Nous nous proposons dans cette série « deftech – les coulisses » de raconter le plus fidèlement possible le vécu du programme deftech, ses choix, ses défis et surtout les leçons apprises.
English Version
Nous avons vu que travailler sur un récit est un moyen de faire vivre un type d’expérience au lecteur. Malheureusement, l’expérience risque de ne rester qu’au niveau émotionnel. Permettre aux gens d’essayer les technologies apporterait certainement plus d’informations.

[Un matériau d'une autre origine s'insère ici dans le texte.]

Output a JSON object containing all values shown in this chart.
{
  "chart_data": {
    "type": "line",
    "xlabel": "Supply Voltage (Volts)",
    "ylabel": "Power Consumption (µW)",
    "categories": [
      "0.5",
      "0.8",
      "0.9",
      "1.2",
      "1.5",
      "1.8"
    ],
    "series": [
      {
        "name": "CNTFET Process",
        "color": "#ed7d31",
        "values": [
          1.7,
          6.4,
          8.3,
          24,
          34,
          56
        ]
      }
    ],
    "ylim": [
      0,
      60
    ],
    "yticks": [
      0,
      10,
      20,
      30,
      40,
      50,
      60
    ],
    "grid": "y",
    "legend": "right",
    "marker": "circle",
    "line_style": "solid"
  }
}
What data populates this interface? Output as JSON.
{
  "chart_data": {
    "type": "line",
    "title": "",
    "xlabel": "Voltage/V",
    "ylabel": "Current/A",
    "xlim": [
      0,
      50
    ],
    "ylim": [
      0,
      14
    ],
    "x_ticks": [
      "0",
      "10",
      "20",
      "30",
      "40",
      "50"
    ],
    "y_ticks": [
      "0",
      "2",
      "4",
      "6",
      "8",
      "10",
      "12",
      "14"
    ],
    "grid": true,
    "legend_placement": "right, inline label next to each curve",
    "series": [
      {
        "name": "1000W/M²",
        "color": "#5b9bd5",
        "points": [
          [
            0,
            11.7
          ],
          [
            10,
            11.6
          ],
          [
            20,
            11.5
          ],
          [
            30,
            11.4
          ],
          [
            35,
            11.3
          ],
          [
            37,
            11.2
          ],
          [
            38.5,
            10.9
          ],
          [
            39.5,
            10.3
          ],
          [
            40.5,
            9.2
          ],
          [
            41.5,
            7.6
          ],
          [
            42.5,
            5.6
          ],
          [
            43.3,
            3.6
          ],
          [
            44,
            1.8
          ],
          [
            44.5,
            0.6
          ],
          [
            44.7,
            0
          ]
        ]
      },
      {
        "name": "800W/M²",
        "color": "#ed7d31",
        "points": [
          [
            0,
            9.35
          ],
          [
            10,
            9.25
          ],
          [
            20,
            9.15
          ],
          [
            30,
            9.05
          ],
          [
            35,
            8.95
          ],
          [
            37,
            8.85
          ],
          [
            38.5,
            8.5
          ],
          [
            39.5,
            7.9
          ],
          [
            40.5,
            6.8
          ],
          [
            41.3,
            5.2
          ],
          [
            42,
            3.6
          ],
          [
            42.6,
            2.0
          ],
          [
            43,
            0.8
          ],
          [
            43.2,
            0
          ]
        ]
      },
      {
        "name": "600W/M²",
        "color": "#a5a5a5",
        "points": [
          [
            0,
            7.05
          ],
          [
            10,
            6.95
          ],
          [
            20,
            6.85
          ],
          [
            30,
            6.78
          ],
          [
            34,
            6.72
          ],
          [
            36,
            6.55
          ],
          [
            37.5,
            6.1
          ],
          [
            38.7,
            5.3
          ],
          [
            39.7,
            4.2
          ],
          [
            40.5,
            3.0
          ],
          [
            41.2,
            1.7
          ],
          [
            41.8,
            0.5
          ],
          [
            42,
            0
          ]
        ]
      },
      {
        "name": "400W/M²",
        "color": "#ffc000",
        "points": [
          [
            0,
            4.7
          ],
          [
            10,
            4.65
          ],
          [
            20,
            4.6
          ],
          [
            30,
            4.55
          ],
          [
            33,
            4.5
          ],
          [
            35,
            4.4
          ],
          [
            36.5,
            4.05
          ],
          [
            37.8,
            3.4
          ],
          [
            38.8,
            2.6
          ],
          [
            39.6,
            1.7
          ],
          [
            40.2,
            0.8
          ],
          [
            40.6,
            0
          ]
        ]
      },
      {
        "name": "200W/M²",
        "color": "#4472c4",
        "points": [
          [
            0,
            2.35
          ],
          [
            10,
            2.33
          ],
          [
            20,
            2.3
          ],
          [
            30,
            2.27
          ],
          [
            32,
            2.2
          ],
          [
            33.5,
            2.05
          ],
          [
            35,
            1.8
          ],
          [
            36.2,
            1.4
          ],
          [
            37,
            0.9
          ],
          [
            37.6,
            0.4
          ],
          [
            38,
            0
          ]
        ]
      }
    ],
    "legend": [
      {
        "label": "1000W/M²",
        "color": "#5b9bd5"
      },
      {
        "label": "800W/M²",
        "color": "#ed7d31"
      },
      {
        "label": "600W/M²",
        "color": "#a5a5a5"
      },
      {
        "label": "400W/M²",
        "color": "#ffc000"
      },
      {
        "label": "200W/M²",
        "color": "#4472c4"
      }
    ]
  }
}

Il y a cependant un défi à relever : les éléments que nous aimerions expérimenter n’existent pas encore. Par conséquent, au lieu de simplement les tester, nous devrons les simuler. Et quoi de mieux que de simuler, si ce n’est de jouer ?
L’un des principaux objectifs que nous nous sommes fixés pour mieux comprendre les nouvelles technologies, surtout leurs utilisations disruptives, consiste en leurs impacts futurs à la fois tangibles pour les opérateurs et les commandants militaires et réalisables pour le planificateur militaire et le développeur de systèmes. Les wargames (jeux de guerre) étant des exercices basés sur les interactions humaines, ils peuvent, lorsqu’ils sont appliqués à un contexte technologique, être utiles pour matérialiser les technologies émergentes dans un cadre opérationnel dynamique et contesté défini par des utilisateurs militaires potentiels. Cela devrait permettre d’explorer les mises en œuvre potentielles des technologies et leurs effets.
Le défi du niveau de discussion
La première conception de jeu a été inspirée par l’idée des jeux de matrice d’Engel en raison de son approche exploratoire et de sa flexibilité lors de la conception et de l’exécution. Dans notre cas, avec des éléments empruntés au Disruptive Technology Assessment Game (DTAG) de l’OTAN, nous avons mis au point un jeu de séminaire sur table à deux côtés, avec des cycles de planification pour chaque tour, après quoi les deux côtés effectuaient leurs actions en alternance. À chaque tour, les deux camps, avec quatre participants chacun, discutaient des effets souhaités de leurs actions et décrivaient les technologies appliquées à cet effet, sous la direction de facilitateurs. Sur la base de cette discussion, les animateurs attribuaient une probabilité de succès à l’action. Le résultat réel était déterminé par la suite en lançant les dés pour intégrer des effets aléatoires à l’interaction et poursuivre le jeu.
Ce que nous avons réalisé en jouant le jeu, c’est que l’accent n’était pas mis sur la technologie, mais plutôt sur des considérations de nature stratégique. Il est apparu, ce qui semblait relativement évident par la suite, que si nous voulons que l’accent soit mis sur les technologies et les nouveaux systèmes qu’elles permettent de créer, nous devons jouer au niveau où nous pouvons réellement voir leur impact. Ce niveau n’est pas le niveau stratégique, mais le niveau tactique et opérationnel.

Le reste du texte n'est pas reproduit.